Tropical Kummer quartic surfaces
Shu Kawaguchi, Kazuhiko Yamaki
TL;DR
The paper develops tropical analogues of classical Kummer quartic geometry by constructing tropical Kummer surfaces as images of principally polarized tropical abelian surfaces under tropical theta functions of second order. It proves that these tropical Kummer surfaces embed faithfully into tropical projective space for irreducible cases and describes them explicitly as parallelepipeds with eight vertices, linking to the action of a Klein four group and tropical Cremona involution. A key portion connects these tropical objects to nonarchimedean geometry, showing faithful tropicalizations of canonical skeletons and establishing when these coincide with Kontsevich–Soibelman skeletons.
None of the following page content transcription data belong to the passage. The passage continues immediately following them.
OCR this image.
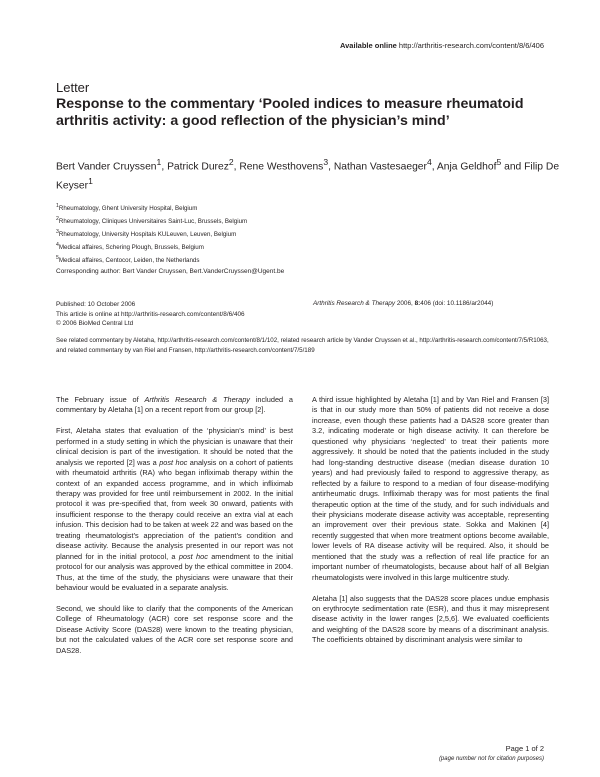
Available online http://arthritis-research.com/content/8/6/406
Letter
Response to the commentary ‘Pooled indices to measure rheumatoid arthritis activity: a good reflection of the physician’s mind’
Bert Vander Cruyssen$^1$, Patrick Durez$^2$, Rene Westhovens$^3$, Nathan Vastesaeger$^4$, Anja Geldhof$^5$ and Filip De Keyser$^1$
$^1$Rheumatology, Ghent University Hospital, Belgium
$^2$Rheumatology, Cliniques Universitaires Saint-Luc, Brussels, Belgium
$^3$Rheumatology, University Hospitals KULeuven, Leuven, Belgium
$^4$Medical affaires, Schering Plough, Brussels, Belgium
$^5$Medical affaires, Centocor, Leiden, the Netherlands
Corresponding author: Bert Vander Cruyssen, Bert.VanderCruyssen@Ugent.be
Published: 10 October 2006
This article is online at http://arthritis-research.com/content/8/6/406
© 2006 BioMed Central Ltd
Arthritis Research & Therapy 2006, 8:406 (doi: 10.1186/ar2044)
See related commentary by Aletaha, http://arthritis-research.com/content/8/1/102, related research article by Vander Cruyssen et al., http://arthritis-research.com/content/7/5/R1063, and related commentary by van Riel and Fransen, http://arthritis-research.com/content/7/5/189

The February issue of Arthritis Research & Therapy included a commentary by Aletaha [1] on a recent report from our group [2].

First, Aletaha states that evaluation of the ‘physician’s mind’ is best performed in a study setting in which the physician is unaware that their clinical decision is part of the investigation. It should be noted that the analysis we reported [2] was a post hoc analysis on a cohort of patients with rheumatoid arthritis (RA) who began infliximab therapy within the context of an expanded access programme, and in which infliximab therapy was provided for free until reimbursement in 2002. In the initial protocol it was pre-specified that, from week 30 onward, patients with insufficient response to the therapy could receive an extra vial at each infusion. This decision had to be taken at week 22 and was based on the treating rheumatologist’s appreciation of the patient’s condition and disease activity. Because the analysis presented in our report was not planned for in the initial protocol, a post hoc amendment to the initial protocol for our analysis was approved by the ethical committee in 2004. Thus, at the time of the study, the physicians were unaware that their behaviour would be evaluated in a separate analysis.

Second, we should like to clarify that the components of the American College of Rheumatology (ACR) core set response score and the Disease Activity Score (DAS28) were known to the treating physician, but not the calculated values of the ACR core set response score and DAS28.

A third issue highlighted by Aletaha [1] and by Van Riel and Fransen [3] is that in our study more than 50% of patients did not receive a dose increase, even though these patients had a DAS28 score greater than 3.2, indicating moderate or high disease activity. It can therefore be questioned why physicians ‘neglected’ to treat their patients more aggressively. It should be noted that the patients included in the study had long-standing destructive disease (median disease duration 10 years) and had previously failed to respond to aggressive therapy, as reflected by a failure to respond to a median of four disease-modifying antirheumatic drugs. Infliximab therapy was for most patients the final therapeutic option at the time of the study, and for such individuals and their physicians moderate disease activity was acceptable, representing an improvement over their previous state. Sokka and Makinen [4] recently suggested that when more treatment options become available, lower levels of RA disease activity will be required. Also, it should be mentioned that the study was a reflection of real life practice for an important number of rheumatologists, because about half of all Belgian rheumatologists were involved in this large multicentre study.

Aletaha [1] also suggests that the DAS28 score places undue emphasis on erythrocyte sedimentation rate (ESR), and thus it may misrepresent disease activity in the lower ranges [2,5,6]. We evaluated coefficients and weighting of the DAS28 score by means of a discriminant analysis. The coefficients obtained by discriminant analysis were similar to

Page 1 of 2
(page number not for citation purposes)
The work introduces rational polyhedral orbifolds and provides a robust framework for faithful embeddings, nonarchimedean Appell–Humbert theory, and the tropicalization of nonarchimedean theta functions, thereby bridging tropical, nonarchimedean, and mirror-symmetry perspectives on Kummer surfaces.
Abstract
We introduce tropical Kummer quartic surfaces in tropical projective $3$-space as the images of certain principally polarized tropical abelian surfaces under tropical theta functions of second order. We study some of their properties, showing that they are included in the tropicalizations of Kummer quartic surfaces defined over nonarchimdean valued fields. In the course of this work, we introduce the notion of a rational polyhedral orbifold and we provide faithful embeddings of tropical Kummer surfaces as such. Further, we show faithful tropicalizations of the canonical skeletons of certain Kummer surfaces over nonarchimdean valued fields. Under a suitable assumption on the base field, the canonical skeletons coincide with the Kontsevich--Soibelman skeletons.